Today I put up a practice screen, to get moving on a home theater. I stapled up a piece of rear projection material and put my old projector on Shanda’s adjustable desk and lined it all up. I need a projector with a shorter throw to get the screen size I want, but even this [fig 1] was really good. I had forgotten what a big screen was I like. I had forgotten the liveness of having a bright light in the room with me, casting dynamic shadows, and of the screen’s shimmer. Also I had forgotten how low-res 1080p is at big sizes. I like the rear screen projection. It basically ignores ambient light – this image was taken with with normally overhead room lighting and the lowest brightness setting on the projector. In the dark it’s even better.

After playing with it for a while I think the plan might be a new ultra-short-throw laser projector. I want one anyway and it would be a good fit for this particular application. These are designed to be used just a few inches from the wall, using a mirror to throw up (and the laser tracking mirror to adjust for the huge distortion). It could be hidden above the screen and I could build a fancy acrylic screen frame that didn’t need to be tensioned. I could probably even make it auto-tracking to adjust for variations in geometry. But first I’m going to play with my own mirror – project backward into a mirror and then onto the screen – so I can get some more throw out of my narrow house. That plan is more complicated (and probably lossy) than I want for the final version, but it might be a cool way to use what I have. Or at least a cool thing to do with mirrors and light.

I’ve got Shanda to move too, on at least some of the things you’ve been stuck on. We’ve got new fixtures in the bathroom and a new chair and more things into permanent homes. Some day I might convince you that you like doing things to make your environment better, but for now I’m glad you can feel it, even if you don’t really believe it.

Today was also the day for your FoO holiday roast. The event itself went fairly well, but it did eat your whole day. You were increasingly anxious about it all afternoon and then had to take a nap afterward to recover. You did fine keeping yourself safe, but it was still hard to see them hurt each other, and to see how much distance you had to keep to be safe. Good for you for negotiating it better than before. I hope you can get better again before the next one, because it was still pretty rough for a thing you ostensibly want to do.

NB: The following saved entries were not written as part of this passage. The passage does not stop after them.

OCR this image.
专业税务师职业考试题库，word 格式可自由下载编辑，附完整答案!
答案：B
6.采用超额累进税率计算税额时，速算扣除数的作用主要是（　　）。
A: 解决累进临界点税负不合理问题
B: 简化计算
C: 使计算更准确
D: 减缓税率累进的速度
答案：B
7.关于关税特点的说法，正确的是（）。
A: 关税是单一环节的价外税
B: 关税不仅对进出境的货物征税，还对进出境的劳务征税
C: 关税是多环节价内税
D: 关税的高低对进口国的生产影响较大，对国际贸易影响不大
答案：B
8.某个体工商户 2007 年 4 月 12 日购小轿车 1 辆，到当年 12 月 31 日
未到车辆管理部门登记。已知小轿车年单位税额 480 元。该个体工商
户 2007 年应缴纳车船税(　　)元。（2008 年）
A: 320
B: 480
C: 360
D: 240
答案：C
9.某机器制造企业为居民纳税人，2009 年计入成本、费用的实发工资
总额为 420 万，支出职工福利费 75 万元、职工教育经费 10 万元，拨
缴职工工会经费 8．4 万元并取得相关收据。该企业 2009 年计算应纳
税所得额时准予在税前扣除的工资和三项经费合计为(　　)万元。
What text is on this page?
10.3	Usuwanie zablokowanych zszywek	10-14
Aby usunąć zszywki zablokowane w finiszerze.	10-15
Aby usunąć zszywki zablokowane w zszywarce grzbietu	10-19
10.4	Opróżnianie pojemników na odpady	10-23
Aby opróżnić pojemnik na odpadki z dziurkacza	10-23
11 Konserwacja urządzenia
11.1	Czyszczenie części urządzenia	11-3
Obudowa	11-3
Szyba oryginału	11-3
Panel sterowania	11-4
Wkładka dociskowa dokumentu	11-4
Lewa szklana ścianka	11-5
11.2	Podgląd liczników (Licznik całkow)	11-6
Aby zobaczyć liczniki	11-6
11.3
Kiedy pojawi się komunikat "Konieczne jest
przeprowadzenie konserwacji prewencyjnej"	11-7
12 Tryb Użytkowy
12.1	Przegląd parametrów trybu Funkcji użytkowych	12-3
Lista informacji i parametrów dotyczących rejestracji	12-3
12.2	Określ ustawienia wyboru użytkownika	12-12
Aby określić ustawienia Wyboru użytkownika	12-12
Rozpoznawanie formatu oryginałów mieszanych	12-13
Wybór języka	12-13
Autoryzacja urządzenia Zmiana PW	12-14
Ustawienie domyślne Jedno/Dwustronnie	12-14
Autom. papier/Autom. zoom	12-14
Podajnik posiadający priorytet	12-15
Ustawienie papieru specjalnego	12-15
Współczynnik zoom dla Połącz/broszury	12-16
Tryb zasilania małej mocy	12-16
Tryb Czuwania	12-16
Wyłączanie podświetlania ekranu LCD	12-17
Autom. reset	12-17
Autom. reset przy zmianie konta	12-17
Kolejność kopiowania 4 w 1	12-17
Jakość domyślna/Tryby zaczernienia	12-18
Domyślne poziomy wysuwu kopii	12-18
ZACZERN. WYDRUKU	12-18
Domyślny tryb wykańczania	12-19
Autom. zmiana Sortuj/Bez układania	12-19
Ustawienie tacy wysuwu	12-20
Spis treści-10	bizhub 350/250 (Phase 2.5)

This dog I’m housing is for some reason not a self-cleaning model. Dogs are supposed to reduce the amount of food on my floor, not make their own food messes. If I wanted someone to eat half a cookie and then leave it smashed into the rug in the walkway I would have had a toddler. But I like that they will vocalize with me. It was almost impossible to get Dog riled up enough to bark, but this dog will sing with a little encouragement.

ZiB


Sent from a phone.

Stars for Later

Stars for Later
1 On another money note, the local utility silently added more than $200 to my last bill, marked only as a “balance transfer”. I had to notice and contact them to see what it was. Apparently they feel entitled to assign me responsibility for other people’s unpaid bills; without notice they added the last owner’s old bills to mine. This is particularly silly because utility settlement is part of the escrow process – for the vast majority of property transfers final utility bills are guaranteed by a financial firm. But it’s easy to get money from people when you can threaten their basic survival, so the utility company collects from individuals instead of from the company that’s actually responsible for payment. Also fuck the escrow company for not paying the utility bill. They collected thousands of dollars for the privilege of holding my money for a month, and they couldn’t even do the one job they had.
2 I can handle python and its regrettable whitespace sensitivity, but YAML is too picky for me. Even with text tools I regularly can’t see 3 vs 4 spaces offset by 12 lines. Get better syntax.